Cancer cases to double in next 15 years
Published by the National Cancer Registry it predicts that cancer numbers will have increased from 22,000 a year at present to up to 43,000 by 2020.
And the number of potentially fatal cancers will more than double — from 13,800 to 28,800 over the same period.
About two-thirds of this increase is expected to be due to the growing number of elderly people in the population and the remainder to upward trends in the incidence of some of the common cancers.
Some of the largest increases are expected in prostate cancer — numbers are expected to almost treble between 2000 and 2020.
Liver cancer is expected to almost treble in both men and women, with the rate for women slightly higher.
Kidney cancer cases are expected to increase by 160% for women and 200% for men, while melanoma (skin cancer) will increase by 130% in women and 170% in men.
Breast cancer numbers are expected to increase by 146% between now and 2020.
Only cancer of the head and neck in men is predicted to fall. A reduction of about a third is predicted.
The registry warn the rise in cancer cases will place a major additional burden on services and says the State must make preparations to deal with development.

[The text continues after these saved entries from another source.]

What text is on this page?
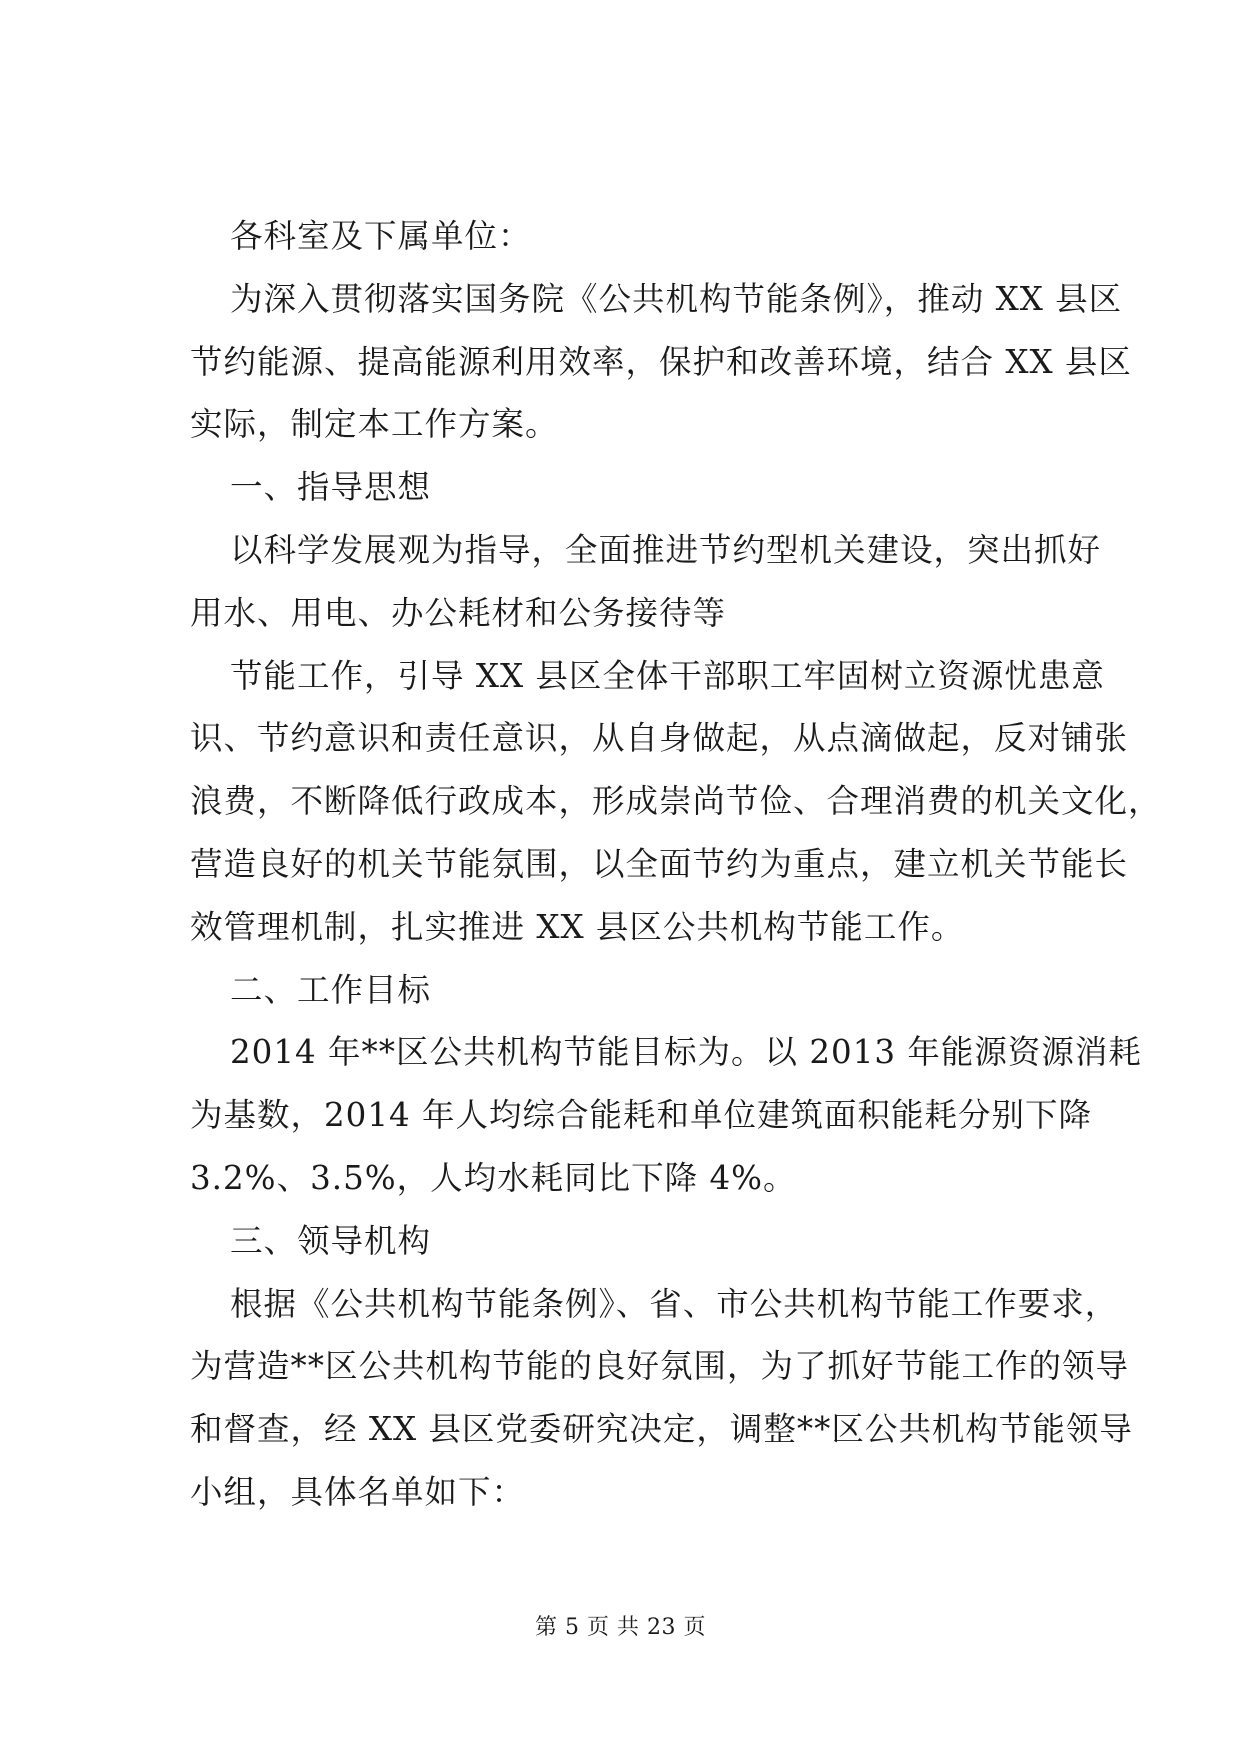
各科室及下属单位：
为深入贯彻落实国务院《公共机构节能条例》，推动 XX 县区
节约能源、提高能源利用效率，保护和改善环境，结合 XX 县区
实际，制定本工作方案。
一、指导思想
以科学发展观为指导，全面推进节约型机关建设，突出抓好
用水、用电、办公耗材和公务接待等
节能工作，引导 XX 县区全体干部职工牢固树立资源忧患意
识、节约意识和责任意识，从自身做起，从点滴做起，反对铺张
浪费，不断降低行政成本，形成崇尚节俭、合理消费的机关文化，
营造良好的机关节能氛围，以全面节约为重点，建立机关节能长
效管理机制，扎实推进 XX 县区公共机构节能工作。
二、工作目标
2014 年**区公共机构节能目标为。以 2013 年能源资源消耗
为基数，2014 年人均综合能耗和单位建筑面积能耗分别下降
3.2%、3.5%，人均水耗同比下降 4%。
三、领导机构
根据《公共机构节能条例》、省、市公共机构节能工作要求，
为营造**区公共机构节能的良好氛围，为了抓好节能工作的领导
和督查，经 XX 县区党委研究决定，调整**区公共机构节能领导
小组，具体名单如下：
第 5 页 共 23 页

Director of the National Cancer Registry, Dr Harry Comber, said improvements in cancer survival now being seen, together with the increasing number of elderly patients, would also create a greater need for cancer aftercare services.
This would require a more active approach of the management of cancer in the elderly.
“If this future cancer burden is to be reduced, action needs to be taken now, both to deal with known risk factors and to identify others, as cancer risk in 2020 will be largely determined by current exposures,” he said.
He stressed, however, that reducing risk would only partly solve the problem, as most of the expected increase in cancer numbers would be caused by the growing number of older people in the population.
Most cancers (65% in men and 54% in women) occur in the population over 65.
Dr Comber said there had been and would continue to be a significant increase in the number of breast cancer cases reported. While the cause for the increase cannot be pinpointed, it is thought that it is due to an increase in overweight and obesity.
Women who menstruate earlier in life are thought to be at greater risk because their exposure to oestrogen is increased.
Also believed to be at an increased risk are women who are breastfeeding for shorter periods.
Breastfeeding is believed to provide protection against breast cancer.